Pore-C: a method for genome-wide, multi-contact chromosome conformation capture
About Eoghan Harrington
Eoghan Harrington is the Associate Director of Genomic Applications Bioinformatics working out of Oxford Nanopore’s New York office. He brings over a decade's worth of experience in genome sequencing to bear on his role in the Genomic Applications Group, a multi-disciplinary team tasked with finding novel uses for Oxford Nanopore devices and communicating them to a wide audience. To achieve this goal, Eoghan works closely with internal and external collaborators to identify and develop high-impact applications and publicise the results in posters, presentations and scientific publications. After graduating from Trinity College Dublin with a BA in Human Genetics and an Msc. in High Performance Computing, Eoghan went to EMBL Heidelberg to carry out his doctoral research. While there he used comparative genomes to study alternative splicing, in addition to some of the first shotgun metagenomic datasets. He went on to do postdoctoral research in single-cell microbial genomics at Stanford University. Prior to joining Oxford Nanopore Technologies, he worked at two start-ups: a leading personal genomics company and an oncology-focused electronic healthcare record and analytics company.
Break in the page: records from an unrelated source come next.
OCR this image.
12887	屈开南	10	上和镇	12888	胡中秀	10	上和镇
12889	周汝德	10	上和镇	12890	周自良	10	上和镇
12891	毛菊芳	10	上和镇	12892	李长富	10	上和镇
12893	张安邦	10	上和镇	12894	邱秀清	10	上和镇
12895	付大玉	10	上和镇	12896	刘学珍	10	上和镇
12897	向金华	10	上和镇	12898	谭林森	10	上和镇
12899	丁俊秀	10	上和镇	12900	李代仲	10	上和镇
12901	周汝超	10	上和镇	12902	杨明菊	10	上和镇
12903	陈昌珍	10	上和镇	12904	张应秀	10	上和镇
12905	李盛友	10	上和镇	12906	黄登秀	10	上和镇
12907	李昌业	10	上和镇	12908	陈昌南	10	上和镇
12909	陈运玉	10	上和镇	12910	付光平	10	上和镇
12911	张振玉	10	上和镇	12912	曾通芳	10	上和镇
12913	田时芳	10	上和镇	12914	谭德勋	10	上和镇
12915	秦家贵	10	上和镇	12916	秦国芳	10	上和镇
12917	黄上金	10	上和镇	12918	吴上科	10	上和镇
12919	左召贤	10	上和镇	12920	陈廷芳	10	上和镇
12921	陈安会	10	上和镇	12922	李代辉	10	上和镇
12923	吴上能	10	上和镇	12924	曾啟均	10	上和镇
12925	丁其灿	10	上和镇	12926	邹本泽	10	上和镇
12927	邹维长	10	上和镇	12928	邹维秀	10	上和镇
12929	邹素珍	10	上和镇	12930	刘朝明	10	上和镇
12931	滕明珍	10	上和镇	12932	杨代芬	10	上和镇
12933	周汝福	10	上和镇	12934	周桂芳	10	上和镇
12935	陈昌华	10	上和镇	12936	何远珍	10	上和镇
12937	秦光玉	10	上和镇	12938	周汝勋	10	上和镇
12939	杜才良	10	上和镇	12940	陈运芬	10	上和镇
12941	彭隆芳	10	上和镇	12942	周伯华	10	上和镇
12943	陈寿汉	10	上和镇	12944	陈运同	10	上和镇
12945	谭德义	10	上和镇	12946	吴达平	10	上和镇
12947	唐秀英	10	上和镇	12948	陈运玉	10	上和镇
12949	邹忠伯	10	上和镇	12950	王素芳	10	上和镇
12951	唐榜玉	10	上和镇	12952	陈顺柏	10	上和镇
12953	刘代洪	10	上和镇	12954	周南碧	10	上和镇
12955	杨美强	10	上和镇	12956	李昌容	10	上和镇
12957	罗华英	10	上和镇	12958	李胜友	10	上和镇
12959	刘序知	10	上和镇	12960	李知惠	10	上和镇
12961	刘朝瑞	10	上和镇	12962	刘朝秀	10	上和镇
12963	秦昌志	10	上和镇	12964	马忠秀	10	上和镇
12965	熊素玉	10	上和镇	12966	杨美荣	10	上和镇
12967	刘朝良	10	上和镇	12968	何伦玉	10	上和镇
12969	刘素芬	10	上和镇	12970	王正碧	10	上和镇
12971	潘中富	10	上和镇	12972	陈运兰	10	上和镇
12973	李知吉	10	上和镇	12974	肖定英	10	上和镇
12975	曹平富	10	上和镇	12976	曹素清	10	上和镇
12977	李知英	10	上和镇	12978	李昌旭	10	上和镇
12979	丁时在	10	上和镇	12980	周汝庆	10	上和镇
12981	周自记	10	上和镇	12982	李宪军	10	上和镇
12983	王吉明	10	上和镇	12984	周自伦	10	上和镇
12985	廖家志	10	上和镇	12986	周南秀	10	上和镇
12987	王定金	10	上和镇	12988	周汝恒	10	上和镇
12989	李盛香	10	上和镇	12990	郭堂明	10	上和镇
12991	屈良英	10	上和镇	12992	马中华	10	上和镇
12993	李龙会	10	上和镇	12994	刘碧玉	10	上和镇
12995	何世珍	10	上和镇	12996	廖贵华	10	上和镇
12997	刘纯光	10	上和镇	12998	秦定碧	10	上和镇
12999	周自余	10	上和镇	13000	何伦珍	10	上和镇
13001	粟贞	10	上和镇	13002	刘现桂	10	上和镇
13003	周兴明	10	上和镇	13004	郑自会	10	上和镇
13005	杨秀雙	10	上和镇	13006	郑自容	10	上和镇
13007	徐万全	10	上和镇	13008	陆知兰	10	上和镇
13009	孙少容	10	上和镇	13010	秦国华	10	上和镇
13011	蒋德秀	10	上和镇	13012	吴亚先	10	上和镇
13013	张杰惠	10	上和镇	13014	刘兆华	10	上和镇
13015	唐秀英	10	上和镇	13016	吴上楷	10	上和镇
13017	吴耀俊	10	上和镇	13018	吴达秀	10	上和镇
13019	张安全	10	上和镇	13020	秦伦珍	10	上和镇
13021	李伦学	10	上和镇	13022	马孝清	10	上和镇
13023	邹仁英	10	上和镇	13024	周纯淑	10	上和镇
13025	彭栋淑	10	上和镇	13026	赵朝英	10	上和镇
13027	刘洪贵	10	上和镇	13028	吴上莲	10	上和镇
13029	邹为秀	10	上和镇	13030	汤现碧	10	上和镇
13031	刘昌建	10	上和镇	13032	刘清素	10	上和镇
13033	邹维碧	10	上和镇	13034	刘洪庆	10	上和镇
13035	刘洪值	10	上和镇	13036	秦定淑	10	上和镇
The DNA within the nucleus of an interphase cell is organised into a complex hierarchy of folds and loops known as the 3D Genome. The development of various chromatin conformation capture methods has enabled the detection of the structures that define each level of this hierarchy e.g. chromosome territories, A/B compartments, topologically associated domains (TADs) and promoter-enhancer loops. This in turn has facilitated functional studies which have uncovered some of the mechanisms behind the formation and maintenance of these structures, as well as their effect on gene expression. However, most of these studies rely on methods that could only capture interactions between two points on the genome, and thus lacked the ability to resolve higher-order interactions. We will share our progress on Pore-C, a method to generate genome-wide, multi-contact chromatin conformation maps. We will also demonstrate how it can be used to improve whole genome assemblies and help resolve complex structural variants in cancer.